Roland Hureaux : Se montrer comme une force de proposition sérieuse me paraît une excellente stratégie où, au demeurant, François Fillon valorise son image d'ancien Premier ministre, c'est-à-dire de  quelqu'un qui est, par sa fonction, près des réalités.

Plus généralement, cela reste la grande force de l'UMP d'être capable, plus que les autres forces de l'opposition, de faire des propositions sérieuses, appuyées sur des réseaux étendus et expérimentés dans l'appareil d'Etat. Entre un Parti socialiste qui fait surtout de l'idéologie et un FN qui n'a pas ces réseaux, ou du moins pas encore, il y a là une carte à jouer.

Vous dites que ses concurrents ont fait le choix de présenter une vison d'abord et un programme ensuite. Je ne vois pas encore quelle est cette vision. D'autant qu'on ne voit pas, dans ce monde de grandes simplifications médiatiques, ce que ce mouvement pourrait proposer qui lui soit propre : la lutte contre l'islamisme ? elle est préemptée par le FN ; les valeurs républicaines ?  elles sont préemptées par la gauche. Il resterait le gaullisme mais c'est encore un sujet tabou.

S'agissant des propositions de François Fillon sur le logement, elles me paraissent dans l'ensemble bonnes.
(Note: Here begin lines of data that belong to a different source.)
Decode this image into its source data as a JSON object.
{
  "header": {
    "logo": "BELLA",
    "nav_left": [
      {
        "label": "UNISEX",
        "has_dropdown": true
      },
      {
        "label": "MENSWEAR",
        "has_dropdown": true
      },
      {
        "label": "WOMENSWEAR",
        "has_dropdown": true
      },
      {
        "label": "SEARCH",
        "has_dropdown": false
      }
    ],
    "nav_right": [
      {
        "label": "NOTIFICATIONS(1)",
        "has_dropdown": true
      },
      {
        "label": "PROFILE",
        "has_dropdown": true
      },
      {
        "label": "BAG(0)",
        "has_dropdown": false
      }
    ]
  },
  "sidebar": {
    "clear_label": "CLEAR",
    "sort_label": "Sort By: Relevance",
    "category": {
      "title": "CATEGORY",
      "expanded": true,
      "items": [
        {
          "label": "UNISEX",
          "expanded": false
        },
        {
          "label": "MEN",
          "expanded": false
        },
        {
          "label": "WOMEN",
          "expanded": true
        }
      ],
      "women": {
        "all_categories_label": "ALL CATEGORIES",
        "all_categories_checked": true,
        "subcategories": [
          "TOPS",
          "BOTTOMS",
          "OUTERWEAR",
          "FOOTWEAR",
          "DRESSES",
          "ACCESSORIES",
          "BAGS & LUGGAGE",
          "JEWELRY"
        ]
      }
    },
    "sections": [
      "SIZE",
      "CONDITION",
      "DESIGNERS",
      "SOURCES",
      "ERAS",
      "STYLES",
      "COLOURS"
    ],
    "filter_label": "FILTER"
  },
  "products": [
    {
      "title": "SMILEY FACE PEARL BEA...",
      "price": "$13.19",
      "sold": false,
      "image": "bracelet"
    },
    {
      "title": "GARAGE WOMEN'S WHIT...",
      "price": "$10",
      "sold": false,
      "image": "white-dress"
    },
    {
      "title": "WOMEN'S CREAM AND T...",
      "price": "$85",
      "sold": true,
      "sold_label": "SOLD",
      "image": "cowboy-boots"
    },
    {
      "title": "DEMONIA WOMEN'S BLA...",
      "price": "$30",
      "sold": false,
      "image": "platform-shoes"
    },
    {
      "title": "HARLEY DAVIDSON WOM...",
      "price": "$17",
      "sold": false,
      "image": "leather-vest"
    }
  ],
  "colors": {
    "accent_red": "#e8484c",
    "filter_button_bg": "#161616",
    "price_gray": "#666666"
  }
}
Je dirais pour ma part que ce n'est pas seulement la loi Alur qu'il  faut supprimer mais aussi la loi SRU, car ce sont des usines à gaz. La prestation unique  est une excellente  idée à resituer dans une refonte totale  de notre système de  prestations sociales qui est ressenti  aujourd'hui  comme profondément injuste.

D'autres propositions ne sont pas nouvelles en soi : baisser les plafonds de ressources et systématiser les surloyers, c'était déjà le but de la loi Boutin de 2009 : n'aurait-il pas été atteint ? J'y vois cependant un danger : renforcer l'effet ghetto, aujourd'hui au cœur du débat public, alors qu'il faudrait au contraire promouvoir la mixité sociale à tous les niveaux.

Faciliter la vente des HLM aux locataires pourrait être une mesure révolutionnaire, une vraie rupture. Malheureusement, cette proposition a figuré dans tous les programmes de l'UMP depuis vingt ans et n'a jamais eu de suite. Pourquoi ? Parce que les sociétés HLM bloquent. Il faut dès lors passer outre, en ouvrant un véritable droit au rachat unilatéral en faveur de locataires. C'est ce qu'a  fait Margaret Thatcher en son temps, et je rappelle que ce fut le seul aspect populaire de son programme ultralibéral.

En matière de logement, François Fillon aurait pu faire deux autres propositions, plus politiques : freiner  l'immigration et relancer l'aménagement du territoire, abandonné par la gauche, pour relâcher la pression sur la région parisienne. Il y a aussi un problème spécifique du logement des jeunes qui n'est pas traité.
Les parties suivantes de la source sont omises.